Focus on regulatory regions in the genome
Errors affecting gene expression are typically found in the regulatory regions surrounding the core of the gene that codes for the protein's amino acid sequence. “These regulatory regions determine when, how strongly, and in which cell a gene is switched on. Dysregulation of these sections can lead to protein overproduction, underproduction, or complete lack of protein production. Depending on the protein's role in the cell, these errors can have severe or benign consequences.”
Regulatory regions make up the largest part of our genome. Many relatively short DNA snippets lie scattered around the coding regions and act as on and off switches for genes. How this seemingly random arrangement of these regulatory elements leads to precise gene activity remains largely unknown. This is the “regulatory code” that Ibrahim and his team aim to decipher.
To understand how gene activity could be “programmed“ into DNA, Ibrahim and his colleagues want to edit the DNA of stem cells and analyze how this changes gene expression. “We have pinpoint accuracy in exchanging individual letters of DNA,” explains Ibrahim. “However, changing long sections of DNA is challenging, and that's precisely what we need to do to decipher the regulatory code. And this is where the ERC project comes in!”

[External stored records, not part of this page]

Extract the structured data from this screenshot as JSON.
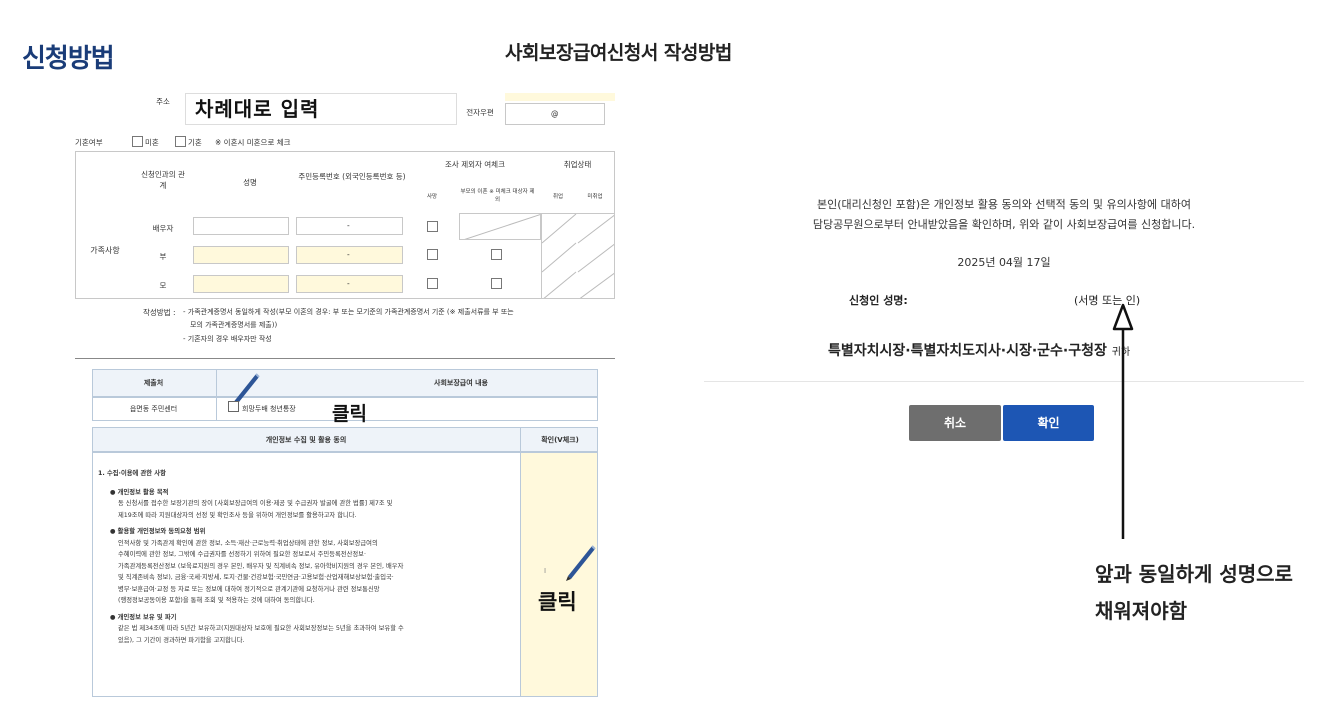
{
  "header": {
    "title": "신청방법",
    "subtitle": "사회보장급여신청서 작성방법"
  },
  "form_top": {
    "address_label": "주소",
    "instruction": "차례대로 입력",
    "email_label": "전자우편",
    "email_at": "@",
    "marital": {
      "label": "기혼여부",
      "opt1": "미혼",
      "opt2": "기혼",
      "note": "※ 이혼시 미혼으로 체크"
    },
    "family": {
      "section_label": "가족사항",
      "col_relation": "신청인과의 관계",
      "col_name": "성명",
      "col_id": "주민등록번호 (외국인등록번호 등)",
      "col_check": "조사 제외자 여체크",
      "col_check_sub1": "사망",
      "col_check_sub2": "부모의 이혼 ※ 미체크 대상자 제외",
      "col_job": "취업상태",
      "col_job_sub1": "취업",
      "col_job_sub2": "미취업",
      "rows": [
        {
          "relation": "배우자",
          "id_dash": "-"
        },
        {
          "relation": "부",
          "id_dash": "-"
        },
        {
          "relation": "모",
          "id_dash": "-"
        }
      ]
    },
    "notes_label": "작성방법 :",
    "note1": "- 가족관계증명서 동일하게 작성(부모 이혼의 경우: 부 또는 모기준의 가족관계증명서 기준 (※ 제출서류를 부 또는",
    "note1b": "모의 가족관계증명서를 제출))",
    "note2": "- 기혼자의 경우 배우자만 작성"
  },
  "form_bottom": {
    "office_label": "제출처",
    "content_label": "사회보장급여 내용",
    "office_value": "읍면동 주민센터",
    "content_value": "희망두배 청년통장",
    "click1": "클릭",
    "consent_title": "개인정보 수집 및 활용 동의",
    "confirm_title": "확인(V체크)",
    "section1": "1. 수집·이용에 관한 사항",
    "b1_title": "● 개인정보 활용 목적",
    "b1_l1": "동 신청서를 접수한 보장기관의 장이 [사회보장급여의 이용·제공 및 수급권자 발굴에 관한 법률] 제7조 및",
    "b1_l2": "제19조에 따라 지원대상자의 선정 및 확인조사 등을 위하여 개인정보를 활용하고자 합니다.",
    "b2_title": "● 활용할 개인정보와 동의요청 범위",
    "b2_l1": "인적사항 및 가족관계 확인에 관한 정보, 소득·재산·근로능력·취업상태에 관한 정보, 사회보장급여의",
    "b2_l2": "수혜이력에 관한 정보, 그밖에 수급권자를 선정하기 위하여 필요한 정보로서 주민등록전산정보·",
    "b2_l3": "가족관계등록전산정보 (보육료지원의 경우 본인, 배우자 및 직계비속 정보, 유아학비지원의 경우 본인, 배우자",
    "b2_l4": "및 직계존비속 정보), 금융·국세·지방세, 토지·건물·건강보험·국민연금·고용보험·산업재해보상보험·출입국·",
    "b2_l5": "병무·보훈급여·교정 등 자료 또는 정보에 대하여 정기적으로 관계기관에 요청하거나 관련 정보통신망",
    "b2_l6": "(행정정보공동이용 포함)을 통해 조회 및 적용하는 것에 대하여 동의합니다.",
    "b3_title": "● 개인정보 보유 및 파기",
    "b3_l1": "같은 법 제34조에 따라 5년간 보유하고(지원대상자 보호에 필요한 사회보장정보는 5년을 초과하여 보유할 수",
    "b3_l2": "있음), 그 기간이 경과하면 파기함을 고지합니다.",
    "click2": "클릭",
    "confirm_mark": "I"
  },
  "dialog": {
    "line1": "본인(대리신청인 포함)은 개인정보 활용 동의와 선택적 동의 및 유의사항에 대하여",
    "line2": "담당공무원으로부터 안내받았음을 확인하며, 위와 같이 사회보장급여를 신청합니다.",
    "date": "2025년 04월 17일",
    "applicant_label": "신청인 성명:",
    "signature": "(서명 또는 인)",
    "addressee": "특별자치시장·특별자치도지사·시장·군수·구청장",
    "addressee_suffix": "귀하",
    "cancel": "취소",
    "confirm": "확인"
  },
  "annotation": {
    "line1": "앞과 동일하게 성명으로",
    "line2": "채워져야함"
  },
  "colors": {
    "title_blue": "#1a3c78",
    "btn_gray": "#6e6e6e",
    "btn_blue": "#1d56b4",
    "highlight_yellow": "#fff9dc"
  }
}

Uncovering control mechanisms with synthetic DNA
To investigate the effects of such large-scale DNA modifications in a systematic manner, the researchers want to synthesize artificial DNA sequences in the lab. They then plan to introduce these large synthetic DNA fragments into the genome of mouse stem cells. In these synthetic sequences, the scientists will rearrange genetic on and off switches in various configurations aiming to selectively activate a fluorescent protein only in specific cell types. The results will reveal how well we understand the regulatory code, explains Ibrahim: “By observing which cells light up, we can judge our success in re-programming gene activity: Are exactly the right cell types active? Is the gene inactive in other cell types?”
From these observations, Daniel Ibrahim hopes to gain new insights into the genome's hidden information. “What role does the position or the distance between the regulatory elements play? How do multiple on and off switches influence each other?”
A potential path to new gene therapies
In addition to advancing our scientific understanding of gene regulation, the technologies that will be developed within Daniel Ibrahim's project could have significant medical applications. They could potentially pave the way for the development of new gene therapies that involve replacing or introducing larger segments of genetic material.
Currently, gene therapy typically involves inserting relatively short pieces of DNA into a patient's cells, where they are incorporated into the genome. While the CRISPR/Cas9 method can modify DNA with extreme precision, it can still only replace relatively short sections, limiting the potential of gene therapy.
“Some colleagues at BIH are working on gene therapies, which require introducing longer sections of DNA, and they are very interested in applying our new technologies to more clinical settings,” says Ibrahim. “This is where we would love to help. Then research could actually become health.”